Dáil debates

Tuesday, 21 March 2023

Finance Bill 2023: Second Stage

 

6:55 pm

Photo of Mattie McGrathMattie McGrath (Tipperary, Independent) | Oireachtas source

I too am delighted to speak to the Minister of State. No disrespect to an tAire Stáit but cá bhfuil an tAire, an Teachta Michael McGrath? Tá sé as láthair.

I welcome the extension of the current reliefs for agriculture. I also welcome the continuation of the 9% VAT rate but the Government has to be more selective in future. The people who engaged in price gouging, or docked people money and intend to rip them off again, who are mostly confined to the cities, should be dealt with. We cannot have one-size-fits-all.

What the Government did regarding BIK is another disgrace. I raised this at the Joint Committee on Finance with then Minister for Finance, Deputy Donohoe, and he treated me with total disdain. All I wanted was a review of BIK. Many people are out there, especially in businesses, who the Government expects to force to buy fleets of company cars. Businesses are on their knees. They are below their knees, in case the Government did not know. How can they be forced to buy a fleet of electric cars just to suit the Government's fantasy projects? In many parts of the country, business employees would be stuck on the road for hours because there is no place to charge these cars. The infrastructure is not there. I do not know when the Government will realise that.

Why is there inertia regarding the windfall tax on the big companies? When the Finance Bill came in and the budget was announced, the usual suspects were up at midnight that night. The Minister is now talking about September or, hopefully, the end of summer for when the windfall tax will be introduced but it will only be €400 million to €700 million. Gouging and kiboshing by big companies has gone on and they have the Government in their pockets but it will not tackle them. This is happening across the economy. I do not know why the Government will not deal with that. It is inertia and inability to do so.

On the banks we bailed out, it was not "we". I voted for the bail-out, which was the biggest mistake I ever made. The bail-out was not a mistake because I called it a clean-out but I voted to protect the banks on that fatal night, bigger fool that I was. The gouging and blaggarding that our main banks and the vulture funds are now giving our citizens is nothing short of a disgrace. The then Minister for Finance, Michael Noonan, did not want to know about it at the time and successive Ministers also did not want to know about it. It is sickening, despicable and outrageous behaviour that these funds can buy people's loans and sell them off. Businesses I am dealing with now do not even have bank managers any more. These are faceless entities. I am not talking about the hard-working staff who work in banks - I cannot say "tellers" because they are not there any more - the work done by ordinary people. The obscene salary increases were the last desperate act their friend, then Minister for Finance, Deputy Donohoe, did before he left office in order to give them back their bonuses. They needed the €1.5 million. My God, what kind of Ireland have we?

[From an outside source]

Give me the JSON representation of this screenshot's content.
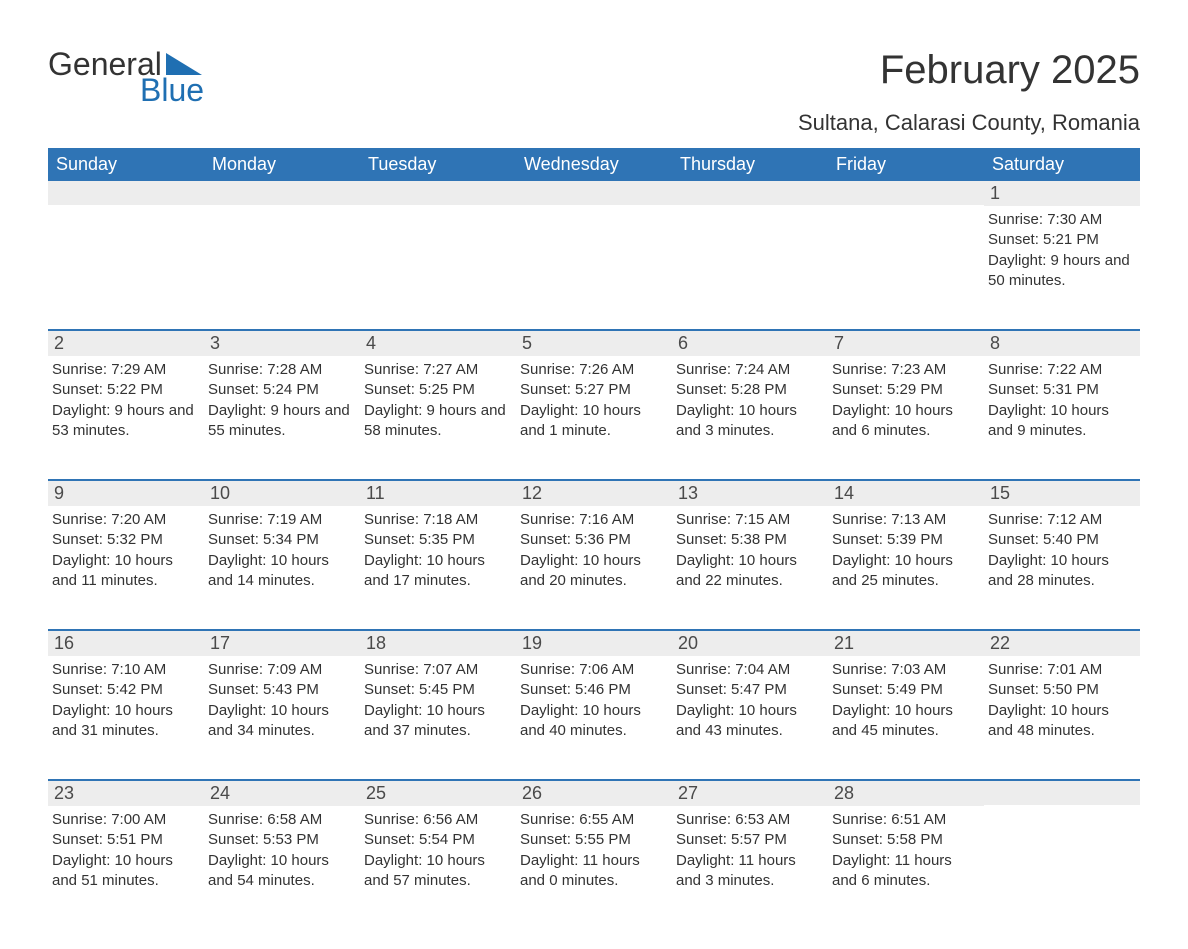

We are then facing the eviction motion and the shenanigans and games going on here. It is really political posturing. The sooner the Government gets up, packs up its bags and goes off with its bedfellows, the better.

Go into the hills somewhere, call an election and let the people who want to govern and represent the people who have elected them to this House to do so, rather than looking after the real estate investment trusts, REITs, banks, big conglomerates and vulture funds. That is wrong; it is rotten.